6. En l’espèce, il est constant que Mme A a été placée en surnombre à compter du 1er janvier 2022 sans affectation et qu’il n’est ni établi, ni même soutenu, qu’elle aurait été chargée de fonctions de la nature de celles qui peuvent être confiées à une auxiliaire de soins durant la période de son placement en surnombre jusqu’au 31 décembre 2022. Dès lors qu’elle n’exerçait pas effectivement de telles fonctions ni d’autres fonctions au sein du centre communal d’action sociale, la requérante n’est pas fondée à soutenir qu’elle avait droit au maintien du complément de traitement indiciaire, qui relève du régime indemnitaire, durant la période de son maintien en surnombre dans les effectifs du centre communal d’action sociale de Vesseaux.
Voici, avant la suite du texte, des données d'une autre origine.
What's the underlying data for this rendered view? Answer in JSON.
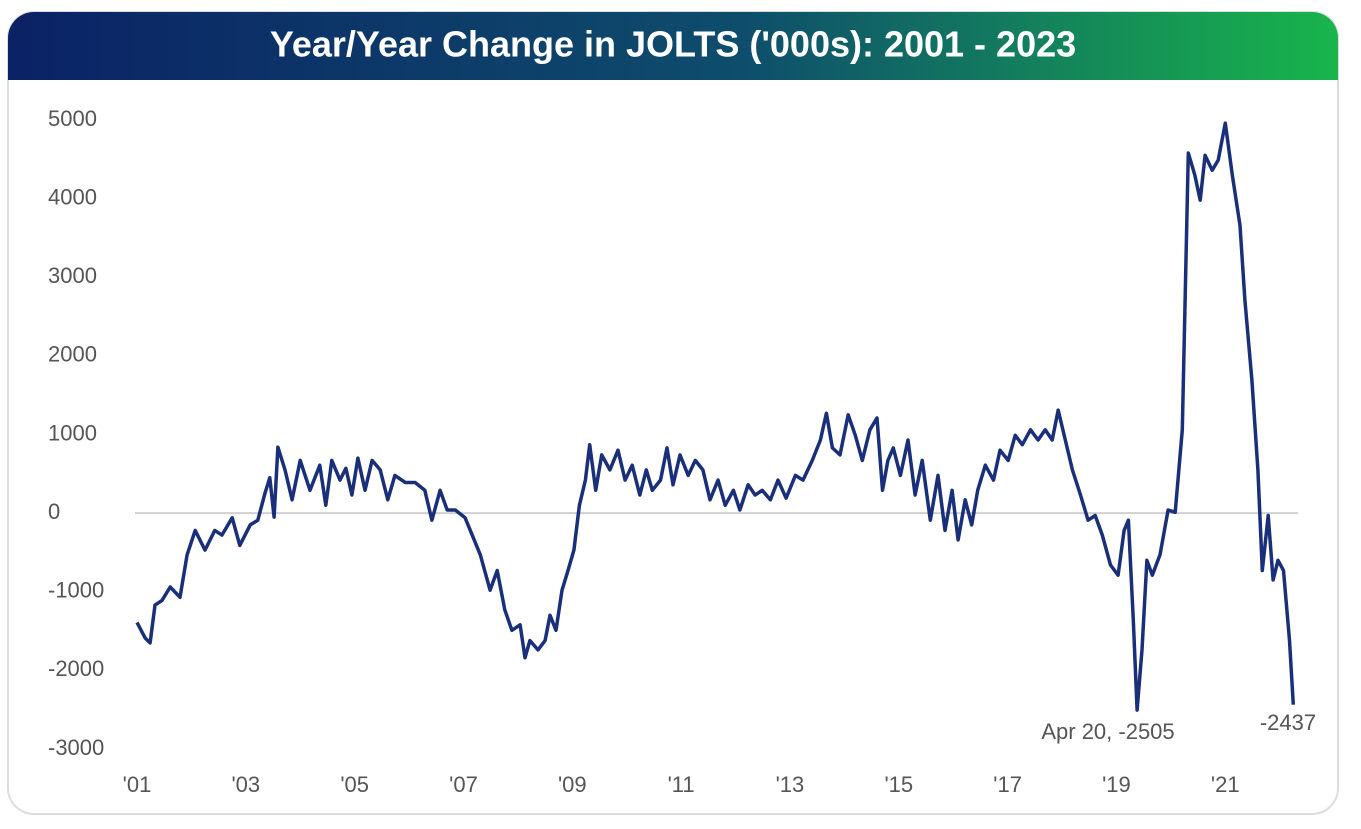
{
  "chart_data": {
    "type": "line",
    "title": "Year/Year Change in JOLTS ('000s): 2001 - 2023",
    "annotations": [
      "Apr 20, -2505",
      "-2437"
    ],
    "xlim": [
      2001,
      2022.3
    ],
    "xticks": [
      {
        "value": 2001,
        "label": "'01"
      },
      {
        "value": 2003,
        "label": "'03"
      },
      {
        "value": 2005,
        "label": "'05"
      },
      {
        "value": 2007,
        "label": "'07"
      },
      {
        "value": 2009,
        "label": "'09"
      },
      {
        "value": 2011,
        "label": "'11"
      },
      {
        "value": 2013,
        "label": "'13"
      },
      {
        "value": 2015,
        "label": "'15"
      },
      {
        "value": 2017,
        "label": "'17"
      },
      {
        "value": 2019,
        "label": "'19"
      },
      {
        "value": 2021,
        "label": "'21"
      }
    ],
    "ylim": [
      -3000,
      5000
    ],
    "yticks": [
      -3000,
      -2000,
      -1000,
      0,
      1000,
      2000,
      3000,
      4000,
      5000
    ],
    "zero_line": true,
    "series": [
      {
        "color": "#1a2f7a",
        "x": [
          2001.0,
          2001.15,
          2001.24,
          2001.33,
          2001.46,
          2001.61,
          2001.79,
          2001.92,
          2002.07,
          2002.25,
          2002.43,
          2002.56,
          2002.75,
          2002.89,
          2003.08,
          2003.22,
          2003.35,
          2003.44,
          2003.52,
          2003.59,
          2003.72,
          2003.85,
          2004.0,
          2004.18,
          2004.36,
          2004.47,
          2004.58,
          2004.73,
          2004.84,
          2004.95,
          2005.06,
          2005.19,
          2005.32,
          2005.47,
          2005.61,
          2005.74,
          2005.93,
          2006.11,
          2006.29,
          2006.42,
          2006.57,
          2006.7,
          2006.85,
          2007.03,
          2007.16,
          2007.31,
          2007.49,
          2007.62,
          2007.76,
          2007.89,
          2008.04,
          2008.13,
          2008.22,
          2008.37,
          2008.5,
          2008.59,
          2008.7,
          2008.81,
          2008.92,
          2009.03,
          2009.13,
          2009.24,
          2009.32,
          2009.43,
          2009.54,
          2009.69,
          2009.84,
          2009.97,
          2010.1,
          2010.24,
          2010.36,
          2010.47,
          2010.62,
          2010.74,
          2010.85,
          2010.98,
          2011.13,
          2011.26,
          2011.4,
          2011.53,
          2011.68,
          2011.81,
          2011.96,
          2012.08,
          2012.23,
          2012.36,
          2012.49,
          2012.64,
          2012.78,
          2012.93,
          2013.1,
          2013.24,
          2013.41,
          2013.56,
          2013.67,
          2013.78,
          2013.92,
          2014.07,
          2014.2,
          2014.33,
          2014.47,
          2014.6,
          2014.7,
          2014.8,
          2014.9,
          2015.03,
          2015.17,
          2015.3,
          2015.43,
          2015.58,
          2015.72,
          2015.85,
          2015.98,
          2016.09,
          2016.22,
          2016.34,
          2016.45,
          2016.59,
          2016.74,
          2016.86,
          2017.01,
          2017.14,
          2017.27,
          2017.42,
          2017.56,
          2017.69,
          2017.82,
          2017.93,
          2018.06,
          2018.19,
          2018.34,
          2018.48,
          2018.61,
          2018.74,
          2018.89,
          2019.03,
          2019.14,
          2019.22,
          2019.31,
          2019.38,
          2019.47,
          2019.56,
          2019.66,
          2019.8,
          2019.95,
          2020.08,
          2020.21,
          2020.32,
          2020.44,
          2020.54,
          2020.63,
          2020.76,
          2020.87,
          2021.0,
          2021.13,
          2021.27,
          2021.36,
          2021.49,
          2021.6,
          2021.68,
          2021.79,
          2021.88,
          2021.97,
          2022.07,
          2022.18,
          2022.25
        ],
        "values": [
          -1390,
          -1590,
          -1650,
          -1170,
          -1110,
          -940,
          -1070,
          -530,
          -220,
          -470,
          -220,
          -280,
          -60,
          -410,
          -150,
          -90,
          250,
          450,
          -50,
          840,
          550,
          170,
          670,
          290,
          610,
          100,
          670,
          420,
          570,
          230,
          700,
          290,
          670,
          550,
          170,
          480,
          390,
          390,
          290,
          -90,
          290,
          40,
          40,
          -60,
          -280,
          -530,
          -980,
          -730,
          -1230,
          -1490,
          -1420,
          -1840,
          -1620,
          -1740,
          -1620,
          -1300,
          -1490,
          -980,
          -730,
          -470,
          100,
          420,
          870,
          290,
          740,
          550,
          800,
          420,
          610,
          230,
          550,
          290,
          420,
          830,
          360,
          740,
          480,
          670,
          550,
          170,
          420,
          100,
          290,
          40,
          360,
          230,
          290,
          170,
          420,
          190,
          480,
          420,
          670,
          930,
          1270,
          830,
          740,
          1250,
          990,
          670,
          1060,
          1210,
          290,
          670,
          830,
          480,
          930,
          230,
          670,
          -90,
          480,
          -220,
          290,
          -340,
          170,
          -150,
          290,
          610,
          420,
          800,
          670,
          990,
          870,
          1060,
          930,
          1060,
          930,
          1310,
          930,
          550,
          230,
          -90,
          -30,
          -280,
          -660,
          -790,
          -220,
          -90,
          -1360,
          -2505,
          -1740,
          -600,
          -790,
          -530,
          40,
          10,
          1060,
          4580,
          4300,
          3980,
          4550,
          4360,
          4490,
          4960,
          4300,
          3660,
          2710,
          1690,
          550,
          -730,
          -30,
          -850,
          -600,
          -730,
          -1620,
          -2437
        ]
      }
    ]
  }
}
7. Il résulte de ce qui précède, et sans qu’il soit besoin de se prononcer sur la fin de non-recevoir opposée en défense, que Mme A n’est pas fondée à demander l’annulation de la décision implicite par laquelle le président du centre communal d’action sociale de Vesseaux a refusé de lui verser le complément de traitement indiciaire du 1er janvier au 31 décembre 2022.
Sur les conclusions à fin d’injonction :
8. Eu égard aux motifs du présent jugement, qui rejette les conclusions à fin d’annulation de Mme A, les conclusions de l’intéressée tendant à ce qu’il soit enjoint au président du centre communal d’action social de Vesseaux de lui verser le complément de traitement indiciaire pour la période du 1er janvier au 31 décembre 2022, ne peuvent qu’être rejetées.
Sur les frais liés au litige :
9. Les dispositions de l’article L. 761-1 du code de justice administrative font obstacle à ce que soit mise à la charge du centre communal d’action sociale de Vesseaux, qui n’est pas la partie perdante dans la présente instance, la somme demandée par Mme A, au titre des frais qu’elle a exposés et non compris dans les dépens. Dans les circonstances de l’espèce, il n’y a pas lieu de mettre à la charge de Mme A, la somme demandée au même titre par le centre communal d’action sociale de Vesseaux.
D E C I D E :
Article 1er : La requête de Mme A est rejetée.
Article 2 : Les conclusions du centre communal d’action sociale au titre de l’article L. 761-1 du code de justice administrative sont rejetées.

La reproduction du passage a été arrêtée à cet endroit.